Session 9 — Church, Family, and State: Holistic Stewarding

In almost all societies of the world, there have always been four sectors of work that contribute to the functioning of society: the family, religion, government, and commerce. In the past century, a fifth sector has also come into existence, the nonprofit or nongovernmental organization (NGO). The five sectors have distinct purposes but also overlap to some extent. Some of these purposes are clearly defined in Scripture. Others have historically or culturally defined purposes.
The church has a unique purpose among the five sectors in overseeing the sacraments, making disciples, and communicating the message of reconciliation between God and fallen humanity through Jesus Christ. These functions are carried out by individual congregations/communities of Christians in localized, individual “churches.”

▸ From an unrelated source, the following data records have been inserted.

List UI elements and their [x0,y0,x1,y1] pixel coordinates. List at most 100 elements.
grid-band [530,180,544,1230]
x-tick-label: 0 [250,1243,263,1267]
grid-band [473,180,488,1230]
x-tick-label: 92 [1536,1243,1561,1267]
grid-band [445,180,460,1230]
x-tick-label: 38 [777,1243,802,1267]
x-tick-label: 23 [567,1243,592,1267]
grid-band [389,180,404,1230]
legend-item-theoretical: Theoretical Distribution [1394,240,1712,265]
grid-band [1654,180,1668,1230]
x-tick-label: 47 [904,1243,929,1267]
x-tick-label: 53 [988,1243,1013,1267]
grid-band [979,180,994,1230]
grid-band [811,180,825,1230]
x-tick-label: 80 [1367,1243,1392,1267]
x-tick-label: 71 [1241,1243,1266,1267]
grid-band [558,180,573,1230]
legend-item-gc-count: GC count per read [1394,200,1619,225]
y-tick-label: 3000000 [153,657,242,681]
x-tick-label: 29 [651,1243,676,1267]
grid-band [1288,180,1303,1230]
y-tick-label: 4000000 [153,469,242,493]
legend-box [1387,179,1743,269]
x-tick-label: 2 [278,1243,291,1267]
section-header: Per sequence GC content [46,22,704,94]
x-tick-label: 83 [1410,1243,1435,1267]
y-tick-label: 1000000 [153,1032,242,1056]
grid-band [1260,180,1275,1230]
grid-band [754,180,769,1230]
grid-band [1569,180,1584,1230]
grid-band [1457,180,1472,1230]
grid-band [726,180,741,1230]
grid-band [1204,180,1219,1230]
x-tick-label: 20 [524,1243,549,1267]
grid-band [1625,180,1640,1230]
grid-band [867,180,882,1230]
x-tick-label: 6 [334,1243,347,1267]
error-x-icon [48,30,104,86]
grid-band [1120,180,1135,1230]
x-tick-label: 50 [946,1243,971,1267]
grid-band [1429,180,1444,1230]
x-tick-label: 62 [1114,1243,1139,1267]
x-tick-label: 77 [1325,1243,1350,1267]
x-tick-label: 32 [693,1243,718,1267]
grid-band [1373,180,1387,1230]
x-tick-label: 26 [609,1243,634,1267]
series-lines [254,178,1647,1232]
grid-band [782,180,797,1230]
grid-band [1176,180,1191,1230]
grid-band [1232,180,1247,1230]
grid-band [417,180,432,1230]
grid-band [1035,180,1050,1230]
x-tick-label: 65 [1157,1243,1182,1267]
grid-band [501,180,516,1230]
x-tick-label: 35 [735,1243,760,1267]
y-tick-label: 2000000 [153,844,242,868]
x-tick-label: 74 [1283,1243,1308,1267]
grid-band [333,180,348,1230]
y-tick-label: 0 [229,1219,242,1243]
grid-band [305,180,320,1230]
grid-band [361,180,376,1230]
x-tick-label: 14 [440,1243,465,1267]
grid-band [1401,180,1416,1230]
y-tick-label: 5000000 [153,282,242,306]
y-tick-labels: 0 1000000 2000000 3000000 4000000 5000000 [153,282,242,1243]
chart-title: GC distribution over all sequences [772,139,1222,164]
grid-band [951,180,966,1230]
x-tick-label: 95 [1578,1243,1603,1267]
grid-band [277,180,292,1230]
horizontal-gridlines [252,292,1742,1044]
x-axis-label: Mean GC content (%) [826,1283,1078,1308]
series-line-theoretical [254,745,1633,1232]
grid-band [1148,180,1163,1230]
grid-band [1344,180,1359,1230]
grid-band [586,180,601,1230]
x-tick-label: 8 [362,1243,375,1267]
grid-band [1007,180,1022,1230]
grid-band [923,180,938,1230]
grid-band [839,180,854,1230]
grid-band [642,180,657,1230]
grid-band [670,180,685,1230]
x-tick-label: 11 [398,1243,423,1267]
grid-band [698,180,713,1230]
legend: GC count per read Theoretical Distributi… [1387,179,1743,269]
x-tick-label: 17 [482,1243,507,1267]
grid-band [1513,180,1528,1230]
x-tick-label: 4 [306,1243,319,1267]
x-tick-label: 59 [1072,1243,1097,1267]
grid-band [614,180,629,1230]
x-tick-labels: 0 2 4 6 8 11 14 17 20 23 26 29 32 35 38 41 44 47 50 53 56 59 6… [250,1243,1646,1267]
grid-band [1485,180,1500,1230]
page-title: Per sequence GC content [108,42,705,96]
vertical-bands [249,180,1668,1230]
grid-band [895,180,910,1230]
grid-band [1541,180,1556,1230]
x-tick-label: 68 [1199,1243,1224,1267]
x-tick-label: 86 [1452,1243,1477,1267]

Session 10 — Return on Investment: Stewarding Rewards

Success is more about being faithful to the task, not accomplishing the results. Yet not accomplishing the results we hope for causes pain. So why would we risk pursuing something unseen—namely, joy—when the chances of always getting it seem so slim? The answer is: Because the “upside potential” of taking that risk is so great. “
This Bible study presents you with a call that is not easy and holds great risk. Yet the reward of obeying that call is great. In Session 1, we calculated that the average person works 111,800 hours in a career. So, we can spend that huge chunk of our life experiencing drudgery at work, or we can choose to find joy.